The number of births in advanced economies has largely rebounded to levels before the coronavirus pandemic, a Financial Times analysis shows, a recovery that experts say was partly because of stimulus policies deployed to mitigate the economic impact of the crisis.

Births began to fall sharply in late 2020 after Covid-19 took hold and people were confined to their homes in lockdown, worsening an already perilous demographic trend of population decline in wealthy nations.

The trend mirrored drops during the 1918 flu pandemic, the Great Depression and the global financial crisis in 2008. But an analysis of national data shows a rapid rebound in most developed countries.

…..

The global fertility rate peaked at five in 1960 and has since been in freefall. As a result, demographers believe that, after centuries of booming population growth, the world is on the brink of a natural population decline.

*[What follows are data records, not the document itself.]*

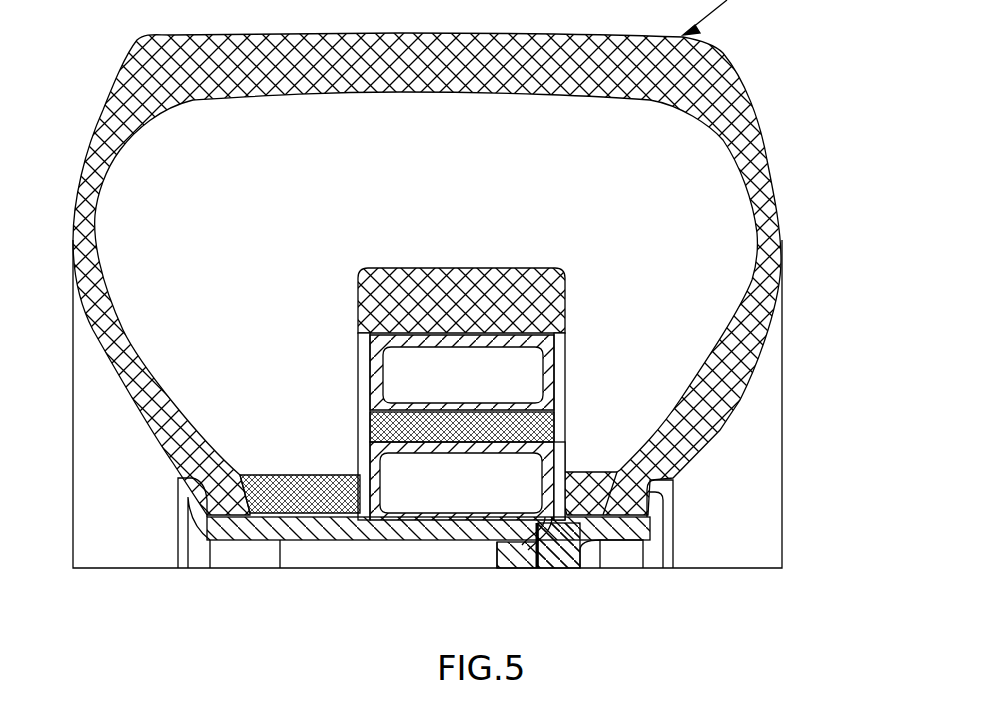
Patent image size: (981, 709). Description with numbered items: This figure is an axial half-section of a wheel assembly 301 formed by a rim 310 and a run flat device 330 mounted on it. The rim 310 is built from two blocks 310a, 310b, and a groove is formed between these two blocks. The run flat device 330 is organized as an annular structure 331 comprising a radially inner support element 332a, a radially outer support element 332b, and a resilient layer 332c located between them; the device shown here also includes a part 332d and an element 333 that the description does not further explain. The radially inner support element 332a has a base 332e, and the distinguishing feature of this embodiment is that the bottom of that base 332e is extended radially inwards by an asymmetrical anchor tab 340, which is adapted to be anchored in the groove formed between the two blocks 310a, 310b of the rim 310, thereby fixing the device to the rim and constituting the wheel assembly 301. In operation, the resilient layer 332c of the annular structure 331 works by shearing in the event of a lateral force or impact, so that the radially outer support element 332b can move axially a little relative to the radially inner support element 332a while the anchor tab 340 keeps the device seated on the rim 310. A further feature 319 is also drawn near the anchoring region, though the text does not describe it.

The wheel assembly 301 is at (775, 58).
The run flat device 330 is at (572, 205).
The annular structure 331 is at (570, 386).
The radially inner support element 332a is at (568, 438).
The radially outer support element 332b is at (567, 330).
The resilient layer 332c is at (373, 422).
The cap portion 332d is at (395, 280).
The base 332e is at (420, 510).
The sealing member 333 is at (288, 480).
The rim 310 is at (238, 543).
The block 310a is at (326, 541).
The block 310b is at (655, 522).
The asymmetrical anchor tab 340 is at (525, 547).
The hook portion 319 is at (543, 527).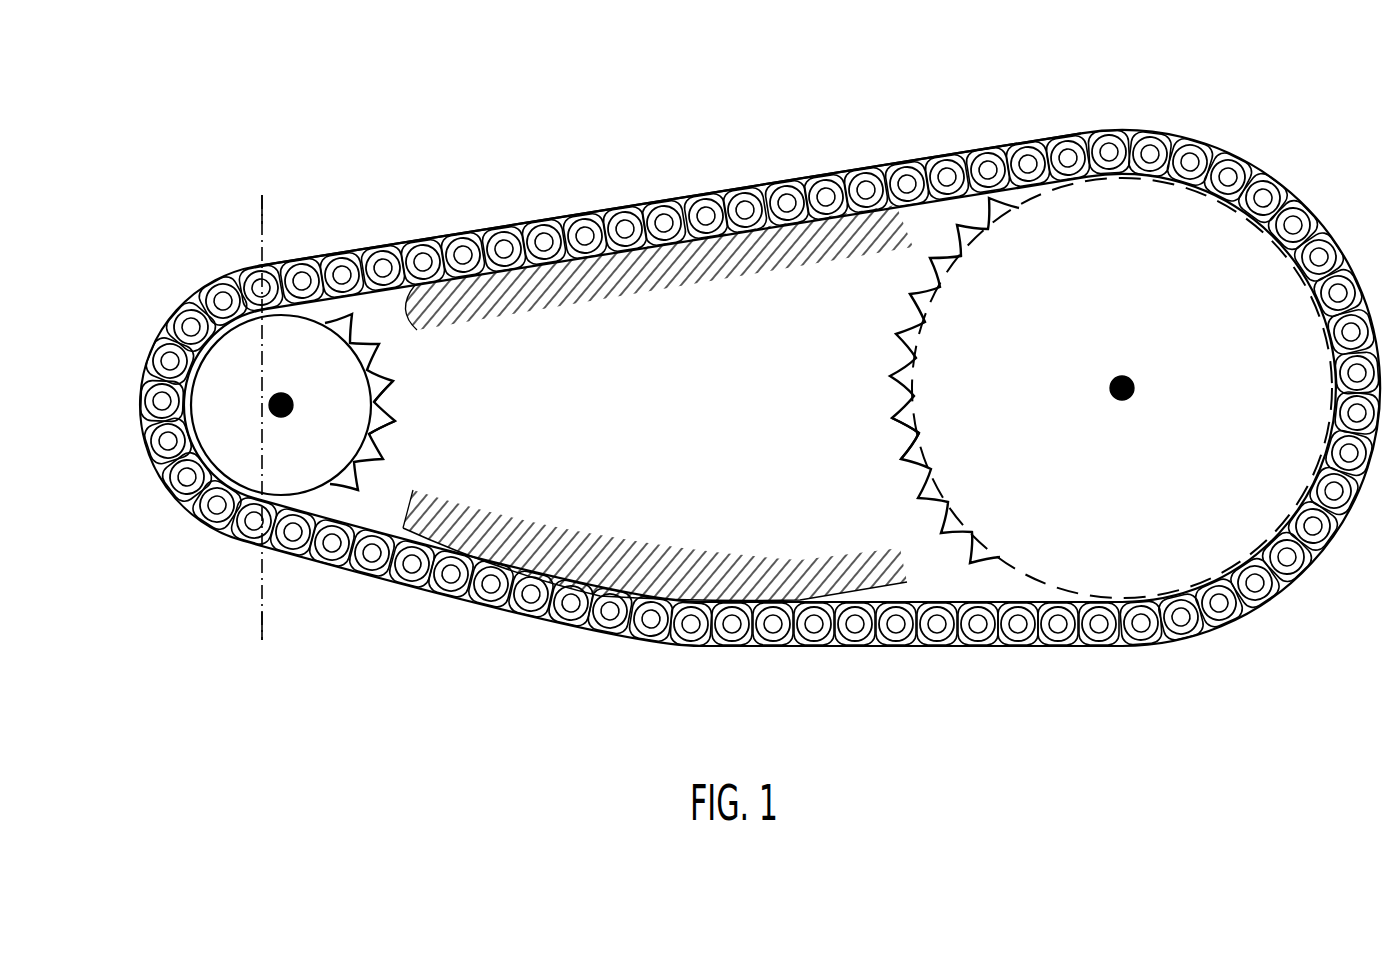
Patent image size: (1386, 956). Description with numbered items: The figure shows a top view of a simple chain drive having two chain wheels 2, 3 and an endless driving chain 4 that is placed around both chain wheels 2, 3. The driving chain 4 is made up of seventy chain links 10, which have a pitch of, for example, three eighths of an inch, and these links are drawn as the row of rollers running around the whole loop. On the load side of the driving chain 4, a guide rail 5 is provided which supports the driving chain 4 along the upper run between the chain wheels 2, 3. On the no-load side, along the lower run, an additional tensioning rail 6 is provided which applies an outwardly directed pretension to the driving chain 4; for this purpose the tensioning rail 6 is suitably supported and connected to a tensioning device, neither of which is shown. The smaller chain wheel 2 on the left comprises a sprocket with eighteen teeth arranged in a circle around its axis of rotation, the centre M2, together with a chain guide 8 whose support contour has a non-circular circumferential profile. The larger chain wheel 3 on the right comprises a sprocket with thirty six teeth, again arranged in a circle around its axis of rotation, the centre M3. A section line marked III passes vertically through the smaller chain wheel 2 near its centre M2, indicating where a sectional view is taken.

The chain wheel 2 is at (340, 335).
The chain wheel 3 is at (1066, 340).
The driving chain 4 is at (645, 205).
The guide rail 5 is at (763, 247).
The tensioning rail 6 is at (815, 572).
The chain guide 8 is at (346, 379).
The chain links 10 is at (527, 227).
The centre of the chain wheel M2 is at (279, 412).
The centre of the chain wheel M3 is at (1122, 392).
The section line III is at (258, 218).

According to a Lancet paper published in 2020, the world’s population will peak at 9.7bn in about 2064, dropping to 8.7bn around the end of the century. About 23 nations can expect their populations to halve by 2100: Japan’s population will fall from a peak of 128mn in 2017 to less than 53mn; Italy’s from 61mn to 28mn.

Low fertility rates set off a chain of economic events. Fewer young people leads to a smaller workforce, hitting tax receipts, pensions and healthcare contributions.